Questions from Multiple linear regression videos?

Histogram vs. density plot

library(tidyverse)
library(broom)
library(patchwork)
x <- tibble(val = rnorm(1000, 0, 1))
hist <- ggplot(data = x, aes(x = val)) +
  geom_histogram()
density <- ggplot(data = x, aes(x = val)) +
  geom_density()
hist + density

Density plot is derived using kernel density estimation, i.e. a nonparametric approach to estimate the the probability density function of a random variable. You can read more about the density function in R here.

Starting salaries at Harris Trust and Savings Bank

Example: Starting Wages

In the 1970s Harris Trust and Savings Bank was sued for discrimination on the basis of sex. The report from the Department of Labor states, “Prior to filing this case, Treasury retained two statistical experts, Drs. Shafie and Cabral, ‘To explore the feasibility of using to determine the existence of an affected class of employees in the workforce of Treasury contractors.’”(Dept of Labor vs. Harris Trust and Savings).

Each side presented a statistical analysis to examine whether if there was sufficient evidence that female employees received lower starting salaries on average than male peers with similar qualifications.

We will take a look at some of the data used for the analyses. The data set contains information on 93 employees from a single job category (skilled, entry-level,clerical) who were hired between 1965 and 1975.

wages <- read_csv("data/wages.csv")

The variables in the data are

  • Educ: years of education
  • Exper: months of experience prior to working at the bank
  • Sex: sex of employee
  • Senior: months work
  • Age: age in months
  • Sal77: salary as of March 1975
  • Bsal: annual salary at time of hire

Today we will focus on the relationship between the following variables:

  • Response: Bsal
  • Predictors: Educ, Exper, Senior, Age

Why multiple linear regression?

  • We would like to use the employees’ age and previous experience to explain variation in their starting salaries. Why do we want to do this fitting a multiple linear regression model instead of a simple linear regression model for each predictor?

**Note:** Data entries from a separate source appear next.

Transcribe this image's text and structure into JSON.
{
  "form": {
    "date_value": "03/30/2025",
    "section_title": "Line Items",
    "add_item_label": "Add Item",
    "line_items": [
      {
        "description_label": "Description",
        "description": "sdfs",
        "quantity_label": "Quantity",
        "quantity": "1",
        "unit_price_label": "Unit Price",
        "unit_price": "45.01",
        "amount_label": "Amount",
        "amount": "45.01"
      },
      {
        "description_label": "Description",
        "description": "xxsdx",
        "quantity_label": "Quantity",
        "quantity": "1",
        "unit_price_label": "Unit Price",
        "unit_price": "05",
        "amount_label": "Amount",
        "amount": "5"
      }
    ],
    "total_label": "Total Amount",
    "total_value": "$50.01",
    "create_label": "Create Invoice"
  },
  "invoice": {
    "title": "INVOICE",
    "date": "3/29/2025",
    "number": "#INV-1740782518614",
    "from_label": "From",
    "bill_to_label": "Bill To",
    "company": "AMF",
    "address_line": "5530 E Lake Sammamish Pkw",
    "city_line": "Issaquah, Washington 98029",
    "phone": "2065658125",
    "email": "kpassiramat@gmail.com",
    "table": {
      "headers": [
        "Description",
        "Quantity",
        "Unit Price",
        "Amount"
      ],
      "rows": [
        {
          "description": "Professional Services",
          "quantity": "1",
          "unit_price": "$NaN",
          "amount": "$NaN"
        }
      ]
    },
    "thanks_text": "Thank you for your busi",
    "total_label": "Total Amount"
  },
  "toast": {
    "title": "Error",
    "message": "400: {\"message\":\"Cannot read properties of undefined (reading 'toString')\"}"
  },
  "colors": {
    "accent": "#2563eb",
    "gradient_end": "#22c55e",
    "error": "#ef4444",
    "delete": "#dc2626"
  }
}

  • Why might we want to start with fitting a multiple linear regression model that doesn’t include Sex?

Fit the model

Fit the linear regression model and output the results. Include conf.int = TRUE in the tidy function to display the confidence interval for each coefficient.

## fit linear model 
  1. Interpret the coefficient of Age in the context of the data.

  2. Interpret the 95% confidence interval for Exper in the context of the data.

  3. Does Exper help explain some of the variability in the starting salary? Briefly explain why or why not?

  4. Refit the model including Sex as a predictor variable.

## fit linear model including Sex as a predictor
  1. The court ruled that there was evidence that female employees received lower salaries, on average, than their male peers with similar qualifications. Does your model support this ruling? Why or why not?

The data used in this exercise is originally from the Sleuth3 R package.